La target interview

Se durante un colloquio di selezione avete avuto l’impressione che le domane che vi venivano poste fossero un po’ rigide e standardizzate, non è perché avete avuto la sfortuna di imbattervi in un intervistatore incompetente o completamente inesperto per quel che riguarda la gestione dell’interazione con il candidato, almeno non solo!

 Le interviste strutturate (a differenza di quelle non strutturate o semi-strutturate) permettono una facile ed immediata raccolta di dati e di informazioni nell’ottica di un’analisi completa ed attendibile. La corrispondenza tra domande e giudizi viene resa possibile grazie allo svolgimento di un’intervista che segue sempre lo stesso ordine ed utilizza sempre gli stessi quesiti per tutta la rosa dei candidati, reiterando uno schema di valutazione anche delle risposte che vengono giudicate secondo scale di punteggio e liste di controllo messe a punto precedentemente dal selezionatore. Quando gli intervistatori scelgono questo tipo di colloquio, insomma, non lo fanno solo per sentirsi “protetti” da un copione prestabilito ma per raggiungere un livello di valutazione che sia il più possibile attendibile, e per quanto possibile, scientifico almeno nella metodologia.

Una delle tipologie di intervista strutturata più utilizzata è la Target Interview (o intervista finalizzata), un particolare modello che parte dal presupposto che i migliori predittori comportamentali siano le azioni agite nel passato e non le intenzioni ‘futuribili’ manifestate dal soggetto. Dunque, lo scopo di questa intervista è quello di reperire informazioni sui comportamenti e soprattutto sui risultati raggiunti dal candidato in situazioni passate che ha vissuto e che sono collegabili alle dimensioni da indagare.

La tecnica principale che fa riferimento a questo schema teorico è senza dubbio l’utilizzo delle domande S.T.A.R., che hanno il compito di indagare le situazioni e i compiti che il candidato ha svolto, nell’ottica di comprendere se siano state acquisite competenze tali che lo rendano un profilo idoneo alla posizione per la quale si sta candidando.

Analizziamo questo schema nello specifico: S (situation) – viene posta una domanda che stimoli il racconto di una situazione in cui il candidato ha agito un dato comportamento o messo in atto una specifica competenza. T (task) – viene chiesto al candidato di descrivere nel dettaglio quale fosse la sua mansione o compito assegnato nel contesto di quella situazione. A (action) – al soggetto viene chiesto di spiegare quale azione è stata agita per portare a termine il suo compito. R (result) – in ultima battuta si chiede il racconto dei risultati e degli obiettivi raggiunti grazie ai propri comportamenti.

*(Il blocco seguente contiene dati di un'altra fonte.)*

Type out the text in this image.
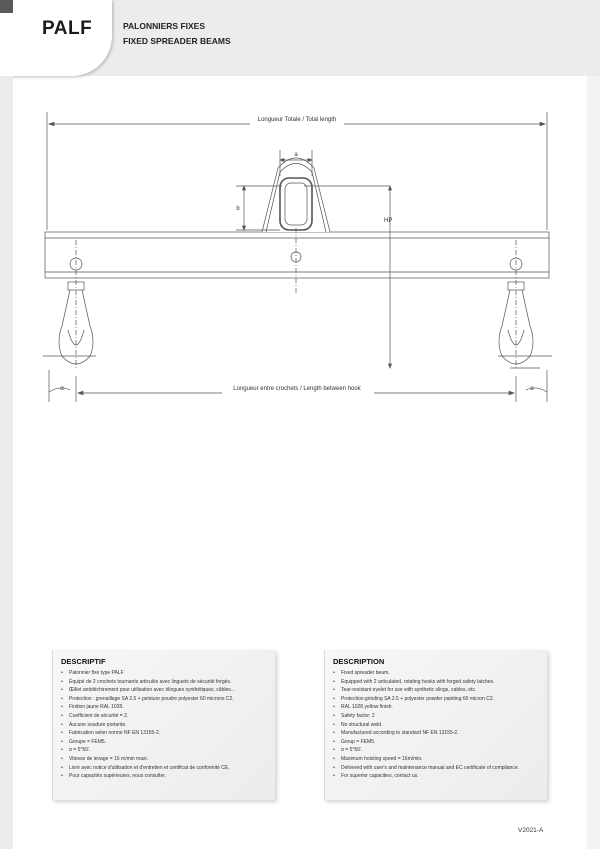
PALF	PALONNIERS FIXES
FIXED SPREADER BEAMS
Longueur Totale / Total length
Longueur entre crochets / Length between hook
a
b
HP
α	α
DESCRIPTIF
• Palonnier fixe type PALF
• Équipé de 2 crochets tournants articulés avec linguets de sécurité forgés.
• Œillet antidéchirement pour utilisation avec élingues synthétiques, câbles...
• Protection : grenaillage SA 2.5 + peinture poudre polyester 60 microns C2.
• Finition jaune RAL 1028.
• Coefficient de sécurité = 2.
• Aucune soudure portante.
• Fabrication selon norme NF EN 13155-2.
• Groupe = FEM5.
• α = 5°50'.
• Vitesse de levage = 16 m/min maxi.
• Livré avec notice d'utilisation et d'entretien et certificat de conformité CE.
• Pour capacités supérieures, nous consulter.
DESCRIPTION
• Fixed spreader beam.
• Equipped with 2 articulated, rotating hooks with forged safety latches.
• Tear-resistant eyelet for use with synthetic slings, cables, etc.
• Protection:grinding SA 2.5 + polyester powder painting 60 micron C2.
• RAL 1028 yellow finish.
• Safety factor: 2
• No structural weld.
• Manufactured according to standard NF EN 13155-2.
• Group = FEM5.
• α = 5°50'.
• Maximum hoisting speed = 16m/min.
• Delivered with user's and maintenance manual and EC certificate of compliance.
• For superior capacities, contact us.
V2021-A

Un esempio classico di domanda S.T.A.R. è quello che si può utilizzare per indagare la capacità di lavorare in gruppo: S – Mi può descrivere un’esperienza in cui si è trovato a lavorare all’interno di un team? T – Quale era il suo compito specifico all’interno del gruppo di lavoro? A – Quali comportamenti ha svolto per raggiungere gli obiettivi che si era prefissato il team?  R – Quali i risultati raggiunti?

Il consiglio che si può dare ad un candidato che si trovi a riconoscere in sede di colloquio una domanda S.T.A.R. (n.b. questa non viene mai dichiarata apertamente da parte dell’intervistatore), è quello di seguire senza interrompere il flusso logico del selezionatore, facendo comprendere che le competenze trasversali acquisite in quella data situazione passata siano assolutamente attinenti e corrispondenti al profilo della posizione per la quale ci si sta candidando.